The Palestinian Authority’s Ministry of Health names the victim as 16-year-old Ammar Yasser Muhammad Taamra, another child killed amid Israel’s routine use of lethal force against Palestinians in the occupied territory.
Images circulated by local media show Taamra’s family mourning over his body, as anger grows over Israel’s ongoing killings of Palestinian minors, often justified by vague or unverified military claims.
Rights groups have repeatedly accused Israel of excessive and unlawful use of force in the occupied West Bank, where soldiers routinely shoot Palestinians during raids, protests and confrontations with near-total impunity.
The Palestinian health ministry said on Tuesday that Israel’s war on Gaza has killed at least 70,667 people since 7 October 2023, with women and children making up the majority of the dead.
Health officials say Israeli attacks have also wounded 171,151 people, while many others remain trapped beneath rubble as ambulance and rescue crews struggle to reach devastated areas under continued bombardment.

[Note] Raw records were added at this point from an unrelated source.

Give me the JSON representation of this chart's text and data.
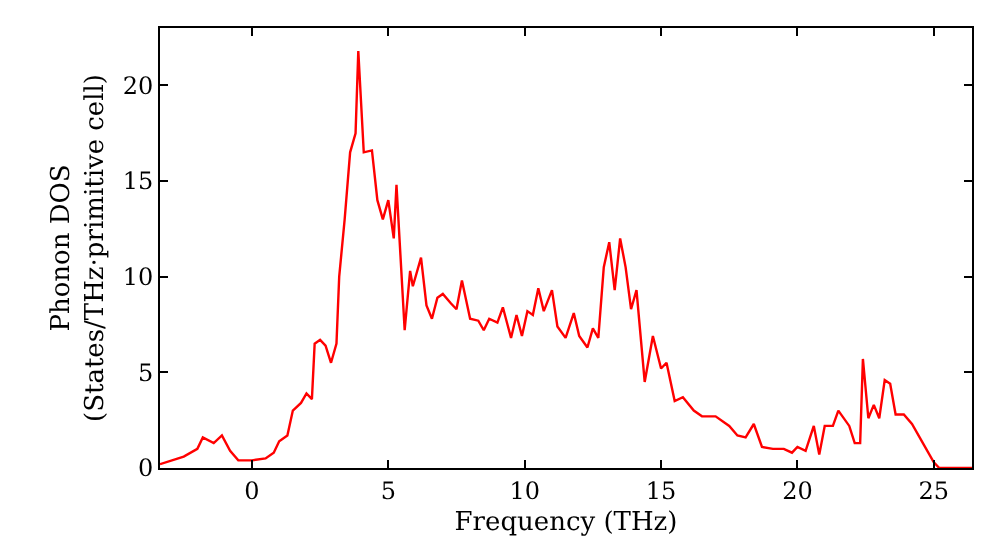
{
  "chart_data": {
    "type": "line",
    "xlabel": "Frequency (THz)",
    "ylabel": "Phonon DOS\n(States/THz·primitive cell)",
    "x": [
      -3.37,
      -2.5,
      -2,
      -1.8,
      -1.4,
      -1.1,
      -0.8,
      -0.5,
      0,
      0.5,
      0.8,
      1.0,
      1.3,
      1.5,
      1.8,
      2.0,
      2.2,
      2.3,
      2.5,
      2.7,
      2.9,
      3.1,
      3.2,
      3.4,
      3.6,
      3.8,
      3.9,
      4.1,
      4.4,
      4.6,
      4.8,
      5.0,
      5.2,
      5.3,
      5.6,
      5.8,
      5.9,
      6.2,
      6.4,
      6.6,
      6.8,
      7.0,
      7.3,
      7.5,
      7.7,
      8.0,
      8.3,
      8.5,
      8.7,
      9.0,
      9.2,
      9.5,
      9.7,
      9.9,
      10.1,
      10.3,
      10.5,
      10.7,
      11.0,
      11.2,
      11.5,
      11.8,
      12.0,
      12.3,
      12.5,
      12.7,
      12.9,
      13.1,
      13.3,
      13.5,
      13.7,
      13.9,
      14.1,
      14.4,
      14.7,
      15.0,
      15.2,
      15.5,
      15.8,
      16.2,
      16.5,
      17.0,
      17.5,
      17.8,
      18.1,
      18.4,
      18.7,
      19.1,
      19.5,
      19.8,
      20.0,
      20.3,
      20.6,
      20.8,
      21.0,
      21.3,
      21.5,
      21.9,
      22.1,
      22.3,
      22.4,
      22.6,
      22.8,
      23.0,
      23.2,
      23.4,
      23.6,
      23.9,
      24.2,
      24.6,
      25.0,
      25.2,
      26.4
    ],
    "series": [
      {
        "color": "#ff0000",
        "values": [
          0.2,
          0.6,
          1.0,
          1.6,
          1.3,
          1.7,
          0.9,
          0.4,
          0.4,
          0.5,
          0.8,
          1.4,
          1.7,
          3.0,
          3.4,
          3.9,
          3.6,
          6.5,
          6.7,
          6.4,
          5.5,
          6.5,
          10,
          13,
          16.5,
          17.5,
          21.8,
          16.5,
          16.6,
          14,
          13,
          14,
          12,
          14.8,
          7.2,
          10.3,
          9.5,
          11,
          8.5,
          7.8,
          8.9,
          9.1,
          8.6,
          8.3,
          9.8,
          7.8,
          7.7,
          7.2,
          7.8,
          7.6,
          8.4,
          6.8,
          8.0,
          6.9,
          8.2,
          8.0,
          9.4,
          8.2,
          9.3,
          7.4,
          6.8,
          8.1,
          6.9,
          6.3,
          7.3,
          6.8,
          10.5,
          11.8,
          9.3,
          12,
          10.5,
          8.3,
          9.3,
          4.5,
          6.9,
          5.2,
          5.5,
          3.5,
          3.7,
          3.0,
          2.7,
          2.7,
          2.2,
          1.7,
          1.6,
          2.3,
          1.1,
          1.0,
          1.0,
          0.8,
          1.1,
          0.9,
          2.2,
          0.7,
          2.2,
          2.2,
          3.0,
          2.2,
          1.3,
          1.3,
          5.7,
          2.6,
          3.3,
          2.6,
          4.6,
          4.4,
          2.8,
          2.8,
          2.3,
          1.3,
          0.3,
          0,
          0
        ]
      }
    ],
    "xlim": [
      -3.37,
      26.4
    ],
    "xticks": [
      0,
      5,
      10,
      15,
      20,
      25
    ],
    "ylim": [
      0,
      23
    ],
    "yticks": [
      0,
      5,
      10,
      15,
      20
    ],
    "grid": false,
    "legend": false,
    "marker": "none",
    "line_style": "solid"
  }
}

In the past 24 hours alone, hospitals in Gaza receive the bodies of two Palestinians pulled from the debris, along with six wounded survivors. Medical sources say the true toll is likely higher, with entire neighbourhoods still inaccessible.
Since the ceasefire agreement announced on October 11, Israeli attacks have killed at least 393 Palestinians, injured 1,074 others, and led to the recovery of 634 bodies from under the rubble.
Health officials also report the death of a two-week-old infant, Muhammad Khalil Abu Al-Khair, who died after suffering severe hypothermia caused by extreme cold. He was admitted to intensive care two days earlier, but doctors were unable to save him.